Out of over 200 people at the Paradise Theater on Jan. 7 discussing the Bear Ranch land exchange, I was the only one who could have told everyone about the Jumbo Mountain access. My property shares the access road.
If I had prepared a presentation against the land exchange, it would have been much like the one presented by Bear Ranch. I would have had a Power Point showing what a good steward of the land we have been. Like Bear Ranch, I would have also complained about wildlife poaching in my area. (Maybe we all need better wildlife management.) I couldn't, though, say we were a cattle ranch with special stock. Stover's cattle got on my place once last year and gnawed on some old bales, does that count?
But, as far as this being a presentation supporting a man's application to make a public land exchange, none of these issues was applicable, nor is the number of people employed on his ranch or coal mines applicable.
What is applicable is the access to Jumbo Mountain — that is apparently the predominant issue that gleaned our county commissioners' approval of the land exchange. I hate to burst their bubble, but this access should never be for motorized vehicles. Trails go east and west and would provide an ATV about 15 to 20 minutes of ride in each direction. East, the trail only goes to the Whistling Acres headquarters. West, it goes to above Anita's. Once that is over, there is nothing, like a forest, to keep an ATV on the trail. Tearing up these foothills would be an environmental disaster.
Motorized vehicles would affect the quality of life up and down the Minnesota Creek Valley. Sounds and voices carry better from the hillsides into the valley than they do from the road in front of our house.
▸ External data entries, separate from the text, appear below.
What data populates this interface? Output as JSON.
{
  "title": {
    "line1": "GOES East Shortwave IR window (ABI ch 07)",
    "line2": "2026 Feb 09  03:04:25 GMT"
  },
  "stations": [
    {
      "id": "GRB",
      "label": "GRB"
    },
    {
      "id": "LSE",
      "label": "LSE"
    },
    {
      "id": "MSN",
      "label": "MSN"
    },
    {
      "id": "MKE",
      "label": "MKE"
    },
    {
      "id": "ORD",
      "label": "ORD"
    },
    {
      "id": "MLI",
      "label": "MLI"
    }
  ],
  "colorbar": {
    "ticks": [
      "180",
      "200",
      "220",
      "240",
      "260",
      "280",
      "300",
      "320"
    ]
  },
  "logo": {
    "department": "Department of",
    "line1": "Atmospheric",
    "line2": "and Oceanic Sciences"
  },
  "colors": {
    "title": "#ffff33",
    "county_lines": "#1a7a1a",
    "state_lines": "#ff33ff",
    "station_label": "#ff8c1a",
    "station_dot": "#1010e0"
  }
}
The area being accessed is south facing. Except on dry summer days the area will be a mud fest. This is not an "access to Jumbo Mountain" as you imagine it. You would still have to get up from your sitting position and climb straight up to access Jumbo.
Most important, after Aug. 12 this may only be an access to oil and gas leases and will be closed if development occurs there. There are five (almost 1/4th of the North Fork proposed leases) running on the north and south of the valley all the way up to the split to Minnesota Reservoir. We're pretty much covered and don't appreciate people and commissioners from Delta and Cedaredge piping up with their opinions. When land swaps and oil wells jeopardize their homes and way of life, they can have an opinion.
I call for the county commissioners to rescind their hasty approval of the land exchange. In lieu of public outcry I would like to see the county commissioners write a second letter and decline from taking either side on the land exchange. Just let it go.
I invite folks from throughout the county to come and experience this access for yourselves. It is your right to access public lands and this is a traditional access.